Combined, those two taxes would clip more than 10 percent of Domenick's income. Of course, he also has to pay federal, state and payroll taxes, and the city's gross-receipts tax on his sales, profitable or not.
The city's approach is the opposite of how U.S. and Pennsylvania small-business income taxes work. Like a lot of small firms, Domenick & Associates is set up as an S-corporation under the IRS tax code. That means he pays U.S. and Pennsylvania income taxes on business profits, but not on what the business then pays him, since the business' profit is his income.
By contrast, Philadelphia taxes small business profits the same as the profits of big corporations - and then imposes the school income tax on payments these small businesses make to their owners. To Domenick, that feels like double taxation.
The school tax for S-corps has been on the books for years, but "the school district's need for revenue
has increased enforcement," Frank Paiva, chief counsel to the city Revenue Department, told me.
For a long time the city found it tough to tell who was an S-corporation. But while Pennsylvania legislators have stalled city tax reforms and trimmed public school grants, state tax collectors have begun giving S-corp names to city auditors so they can boost collections.

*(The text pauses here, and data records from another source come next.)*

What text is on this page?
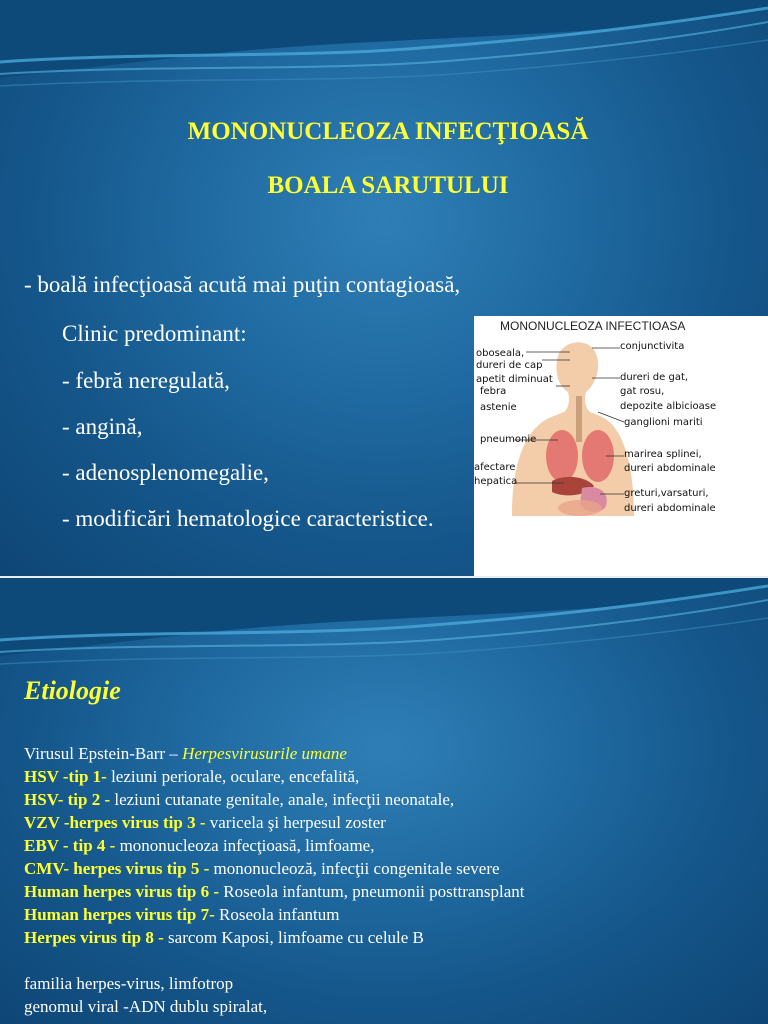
MONONUCLEOZA INFECŢIOASĂ
BOALA SARUTULUI
- boală infecţioasă acută mai puţin contagioasă,
Clinic predominant:
- febră neregulată,
- angină,
- adenosplenomegalie,
- modificări hematologice caracteristice.
MONONUCLEOZA INFECTIOASA
oboseala,
dureri de cap
apetit diminuat
febra
astenie
pneumonie
afectare
hepatica
conjunctivita
dureri de gat,
gat rosu,
depozite albicioase
ganglioni mariti
marirea splinei,
dureri abdominale
greturi,varsaturi,
dureri abdominale
Etiologie
Virusul Epstein-Barr – Herpesvirusurile umane
HSV -tip 1- leziuni periorale, oculare, encefalită,
HSV- tip 2 - leziuni cutanate genitale, anale, infecţii neonatale,
VZV -herpes virus tip 3 - varicela şi herpesul zoster
EBV - tip 4 - mononucleoza infecţioasă, limfoame,
CMV- herpes virus tip 5 - mononucleoză, infecţii congenitale severe
Human herpes virus tip 6 - Roseola infantum, pneumonii posttransplant
Human herpes virus tip 7- Roseola infantum
Herpes virus tip 8 - sarcom Kaposi, limfoame cu celule B
familia herpes-virus, limfotrop
genomul viral -ADN dublu spiralat,
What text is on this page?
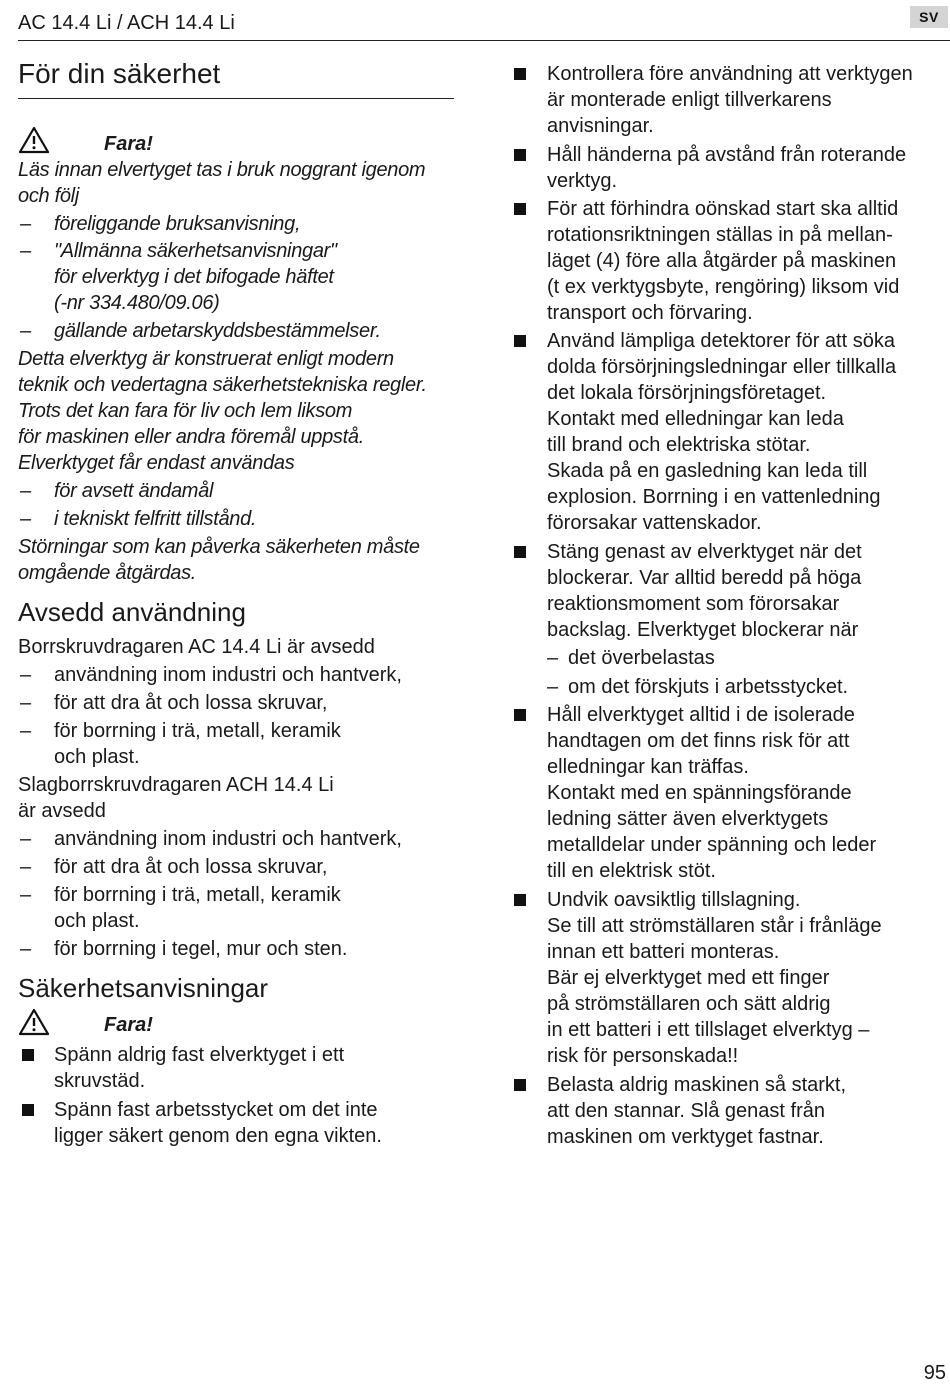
AC 14.4 Li / ACH 14.4 Li	SV
För din säkerhet
Fara!
Läs innan elvertyget tas i bruk noggrant igenom
och följ
– föreliggande bruksanvisning,
– "Allmänna säkerhetsanvisningar"
för elverktyg i det bifogade häftet
(-nr 334.480/09.06)
– gällande arbetarskyddsbestämmelser.
Detta elverktyg är konstruerat enligt modern
teknik och vedertagna säkerhetstekniska regler.
Trots det kan fara för liv och lem liksom
för maskinen eller andra föremål uppstå.
Elverktyget får endast användas
– för avsett ändamål
– i tekniskt felfritt tillstånd.
Störningar som kan påverka säkerheten måste
omgående åtgärdas.
Avsedd användning
Borrskruvdragaren AC 14.4 Li är avsedd
– användning inom industri och hantverk,
– för att dra åt och lossa skruvar,
– för borrning i trä, metall, keramik
och plast.
Slagborrskruvdragaren ACH 14.4 Li
är avsedd
– användning inom industri och hantverk,
– för att dra åt och lossa skruvar,
– för borrning i trä, metall, keramik
och plast.
– för borrning i tegel, mur och sten.
Säkerhetsanvisningar
Fara!
Spänn aldrig fast elverktyget i ett
skruvstäd.
Spänn fast arbetsstycket om det inte
ligger säkert genom den egna vikten.
Kontrollera före användning att verktygen
är monterade enligt tillverkarens
anvisningar.
Håll händerna på avstånd från roterande
verktyg.
För att förhindra oönskad start ska alltid
rotationsriktningen ställas in på mellan-
läget (4) före alla åtgärder på maskinen
(t ex verktygsbyte, rengöring) liksom vid
transport och förvaring.
Använd lämpliga detektorer för att söka
dolda försörjningsledningar eller tillkalla
det lokala försörjningsföretaget.
Kontakt med elledningar kan leda
till brand och elektriska stötar.
Skada på en gasledning kan leda till
explosion. Borrning i en vattenledning
förorsakar vattenskador.
Stäng genast av elverktyget när det
blockerar. Var alltid beredd på höga
reaktionsmoment som förorsakar
backslag. Elverktyget blockerar när
– det överbelastas
– om det förskjuts i arbetsstycket.
Håll elverktyget alltid i de isolerade
handtagen om det finns risk för att
elledningar kan träffas.
Kontakt med en spänningsförande
ledning sätter även elverktygets
metalldelar under spänning och leder
till en elektrisk stöt.
Undvik oavsiktlig tillslagning.
Se till att strömställaren står i frånläge
innan ett batteri monteras.
Bär ej elverktyget med ett finger
på strömställaren och sätt aldrig
in ett batteri i ett tillslaget elverktyg –
risk för personskada!!
Belasta aldrig maskinen så starkt,
att den stannar. Slå genast från
maskinen om verktyget fastnar.
95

Business owners could avoid the second tax by organizing as a one-owner proprietorship, or a partnership, Paiva noted.
"The problem is, they [then] no longer have the limited liability a corporation provides," he added. With limited liability, you're less likely to lose your home in a business dispute. That's one reason capitalists prefer corporations.
The school income tax raises just $27 million, not quite 1 percent, of the city's $2.8 billion school budget, and S-corps pay about one-quarter of the school income tax total, Paiva says.

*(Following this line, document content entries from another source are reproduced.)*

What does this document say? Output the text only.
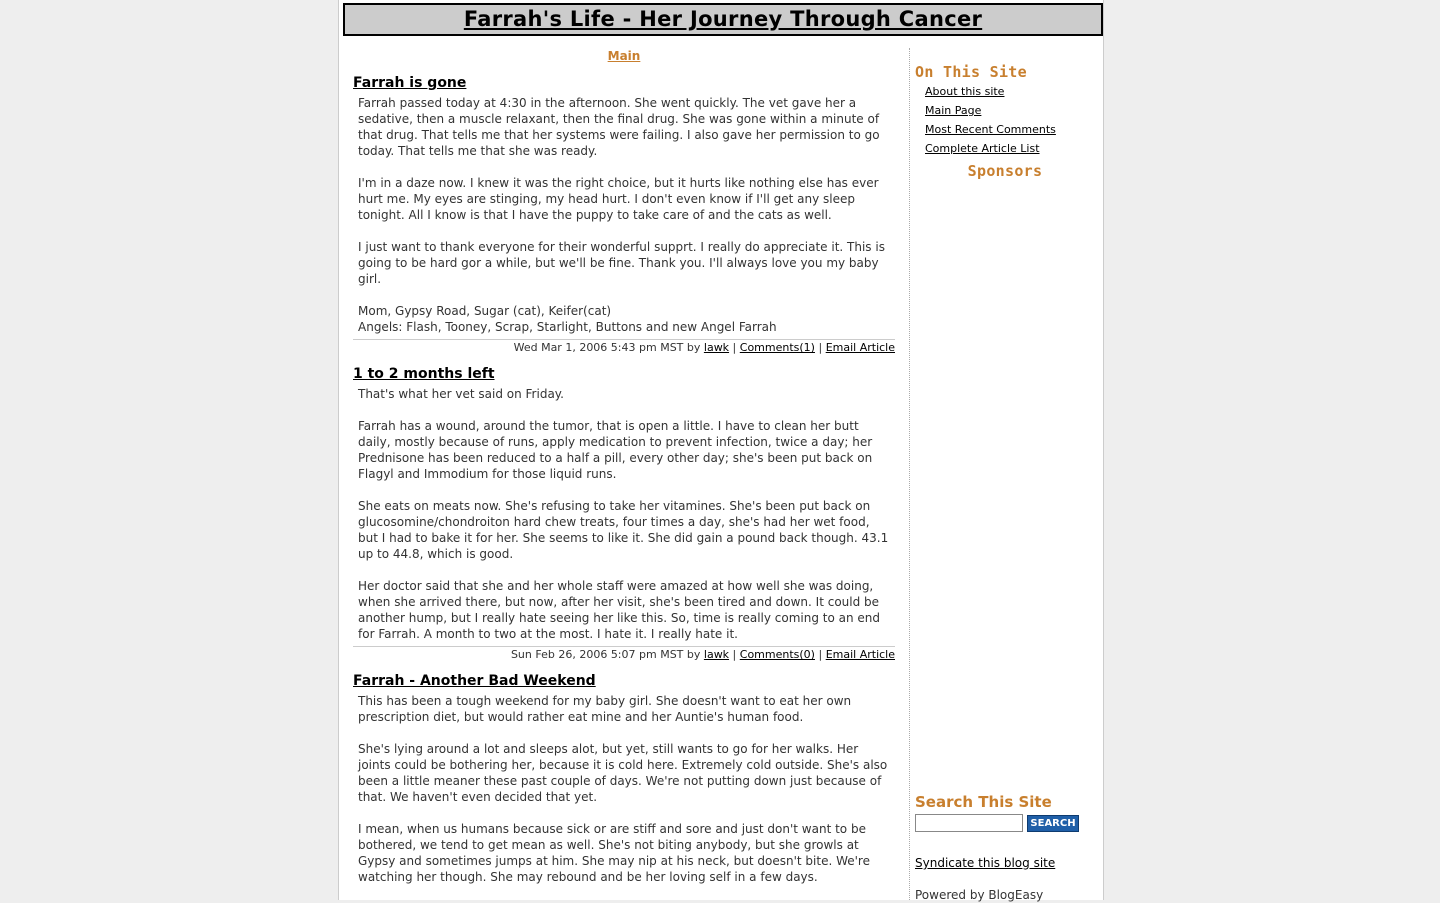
Farrah's Life - Her Journey Through Cancer
Main
Farrah is gone

Farrah passed today at 4:30 in the afternoon. She went quickly. The vet gave her a sedative, then a muscle relaxant, then the final drug. She was gone within a minute of that drug. That tells me that her systems were failing. I also gave her permission to go today. That tells me that she was ready.

I'm in a daze now. I knew it was the right choice, but it hurts like nothing else has ever hurt me. My eyes are stinging, my head hurt. I don't even know if I'll get any sleep tonight. All I know is that I have the puppy to take care of and the cats as well.

I just want to thank everyone for their wonderful supprt. I really do appreciate it. This is going to be hard gor a while, but we'll be fine. Thank you. I'll always love you my baby girl.

Mom, Gypsy Road, Sugar (cat), Keifer(cat)
Angels: Flash, Tooney, Scrap, Starlight, Buttons and new Angel Farrah

Wed Mar 1, 2006 5:43 pm MST by lawk | Comments(1) | Email Article
1 to 2 months left

That's what her vet said on Friday.

Farrah has a wound, around the tumor, that is open a little. I have to clean her butt daily, mostly because of runs, apply medication to prevent infection, twice a day; her Prednisone has been reduced to a half a pill, every other day; she's been put back on Flagyl and Immodium for those liquid runs.

She eats on meats now. She's refusing to take her vitamines. She's been put back on glucosomine/chondroiton hard chew treats, four times a day, she's had her wet food, but I had to bake it for her. She seems to like it. She did gain a pound back though. 43.1 up to 44.8, which is good.

Her doctor said that she and her whole staff were amazed at how well she was doing, when she arrived there, but now, after her visit, she's been tired and down. It could be another hump, but I really hate seeing her like this. So, time is really coming to an end for Farrah. A month to two at the most. I hate it. I really hate it.

Sun Feb 26, 2006 5:07 pm MST by lawk | Comments(0) | Email Article
Farrah - Another Bad Weekend

This has been a tough weekend for my baby girl. She doesn't want to eat her own prescription diet, but would rather eat mine and her Auntie's human food.

She's lying around a lot and sleeps alot, but yet, still wants to go for her walks. Her joints could be bothering her, because it is cold here. Extremely cold outside. She's also been a little meaner these past couple of days. We're not putting down just because of that. We haven't even decided that yet.

I mean, when us humans because sick or are stiff and sore and just don't want to be bothered, we tend to get mean as well. She's not biting anybody, but she growls at Gypsy and sometimes jumps at him. She may nip at his neck, but doesn't bite. We're watching her though. She may rebound and be her loving self in a few days.

On This Site
About this site
Main Page
Most Recent Comments
Complete Article List
Sponsors
Search This Site
SEARCH
Syndicate this blog site
Powered by BlogEasy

If it's any comfort, Philadelphia is shifting the way it collects business taxes. In the past, the city balanced the locations of a company's property, workers and customers in figuring how much of its business is taxable. As of 2015, the city plans to base collection on how much business a company does within city limits.
That means a business based in Philadelphia with out-of-town customers may owe less. Businesses based elsewhere that sell here may find themselves hit with new tax bills. Pennsylvania has been moving in the same direction, Paiva noted.

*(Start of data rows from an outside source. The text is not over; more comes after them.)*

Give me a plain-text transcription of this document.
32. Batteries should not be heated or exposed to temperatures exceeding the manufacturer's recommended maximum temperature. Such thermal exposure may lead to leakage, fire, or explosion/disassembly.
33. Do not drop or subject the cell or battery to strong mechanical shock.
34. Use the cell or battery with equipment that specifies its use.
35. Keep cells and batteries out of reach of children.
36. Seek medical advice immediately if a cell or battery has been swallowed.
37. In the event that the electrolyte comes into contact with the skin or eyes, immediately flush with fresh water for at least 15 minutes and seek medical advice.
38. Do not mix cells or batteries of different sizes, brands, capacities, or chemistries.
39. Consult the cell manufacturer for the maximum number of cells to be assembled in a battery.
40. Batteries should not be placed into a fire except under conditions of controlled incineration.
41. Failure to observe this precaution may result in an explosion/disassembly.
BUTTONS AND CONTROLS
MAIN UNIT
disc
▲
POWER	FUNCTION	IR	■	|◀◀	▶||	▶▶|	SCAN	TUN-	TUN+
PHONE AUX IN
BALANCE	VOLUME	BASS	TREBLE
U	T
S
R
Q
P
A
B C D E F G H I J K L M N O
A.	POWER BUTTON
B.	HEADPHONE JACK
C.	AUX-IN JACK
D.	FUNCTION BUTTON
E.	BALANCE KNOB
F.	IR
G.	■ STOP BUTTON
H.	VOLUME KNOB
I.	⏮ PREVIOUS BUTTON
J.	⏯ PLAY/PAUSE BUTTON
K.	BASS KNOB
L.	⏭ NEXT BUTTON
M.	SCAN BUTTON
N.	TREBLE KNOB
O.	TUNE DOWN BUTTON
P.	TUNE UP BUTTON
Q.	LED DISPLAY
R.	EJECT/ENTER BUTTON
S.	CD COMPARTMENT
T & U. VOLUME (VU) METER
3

It's not too clear if that will bring small business owners such as Domenick much relief. Meanwhile, school income tax collection efforts are on the march.
The school system is looking at more layoffs. And Domenick's accountant, Chuck Ward, of O'Hara Ward & Associates, tells me he has heard from other businesses that are thinking about leaving the city due to a school income tax that makes them feel they are paying twice.